Corrosive substances are a danger with any materials that come into contact with harsh conditions. Both metals and plastics are susceptible, and the corrosion literally eats away at the material causing a loss in functionality and productivity.
Effect on Pressure Sensors
Because pressure sensors are often used to measure a variety of substances, the likelihood of coming into contact with corrosive substances is high. This can lead to both internal and external problems as a result of fumes or leaks. The product’s body may be damaged, and the electronics and wiring may also be corroded. By choosing your materials carefully and using the appropriate sensor for a given environment, you can limit the risk of corrosion on your equipment.
Areas of Concern
Any area of the sensor that comes into contact with a corrosive substance is at risk. First, consider carefully the chemical composition of the given substance being measured and what effect with that substance have on the materials that are in use. Second, be sure that you know exactly which parts of the equipment are going to come into contact with the substance, including pressure ports, o-rings, and cables.

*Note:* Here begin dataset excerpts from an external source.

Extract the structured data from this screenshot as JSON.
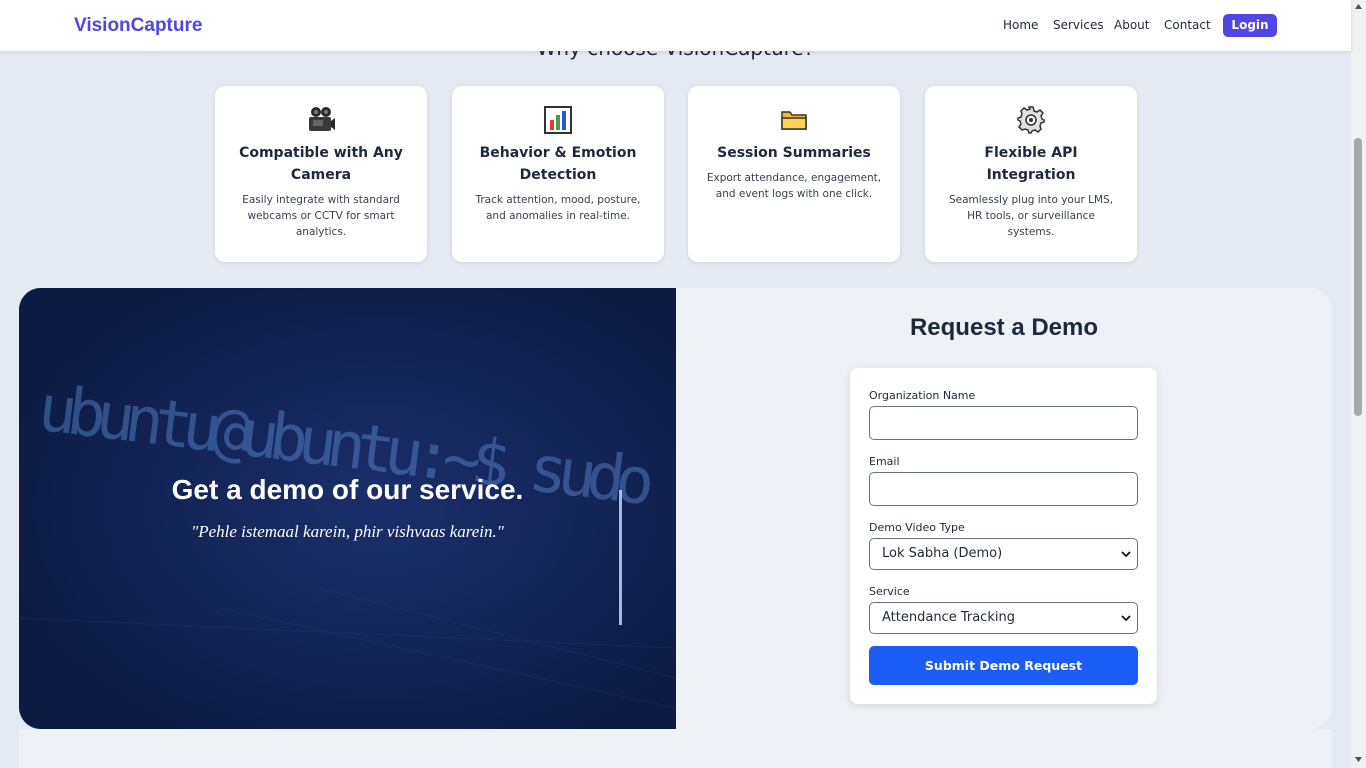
{
  "navbar": {
    "brand": "VisionCapture",
    "links": [
      "Home",
      "Services",
      "About",
      "Contact"
    ],
    "login_label": "Login"
  },
  "features": {
    "heading": "Why choose VisionCapture?",
    "cards": [
      {
        "icon": "movie-camera-icon",
        "title": "Compatible with Any Camera",
        "desc": "Easily integrate with standard webcams or CCTV for smart analytics."
      },
      {
        "icon": "bar-chart-icon",
        "title": "Behavior & Emotion Detection",
        "desc": "Track attention, mood, posture, and anomalies in real-time."
      },
      {
        "icon": "folder-icon",
        "title": "Session Summaries",
        "desc": "Export attendance, engagement, and event logs with one click."
      },
      {
        "icon": "gear-icon",
        "title": "Flexible API Integration",
        "desc": "Seamlessly plug into your LMS, HR tools, or surveillance systems."
      }
    ]
  },
  "demo": {
    "hero_title": "Get a demo of our service.",
    "hero_quote": "\"Pehle istemaal karein, phir vishvaas karein.\"",
    "hero_bg_text": "ubuntu@ubuntu:~$ sudo",
    "form_heading": "Request a Demo",
    "fields": {
      "org_label": "Organization Name",
      "org_value": "",
      "email_label": "Email",
      "email_value": "",
      "video_type_label": "Demo Video Type",
      "video_type_value": "Lok Sabha (Demo)",
      "service_label": "Service",
      "service_value": "Attendance Tracking"
    },
    "submit_label": "Submit Demo Request"
  },
  "colors": {
    "brand": "#4f46e5",
    "hero_bg": "#101f4c",
    "submit": "#1c5ef5",
    "page_bg": "#e5e9f1"
  }
}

Some instruments are more susceptible to corrosion in extreme environments; furthermore, some substances will become more corrosive in those conditions as well. Aggressive temperatures and extreme pressures can cause corrosion that would not have taken place in more ideal conditions.
What Can Be Done?
Choose your sensors carefully. There are many different designs to choose from, and you should choose the sensor that can withstand the conditions in which it will be used. Be sure to limit outside contaminants as well. Some substances simply cannot be avoided, but limiting exposure to added moisture, air, or liquid can help. Lastly, ensure that any repairs are made immediately. If an area of corrosion is noticed early, it can be repaired before it becomes a more serious and widespread problem.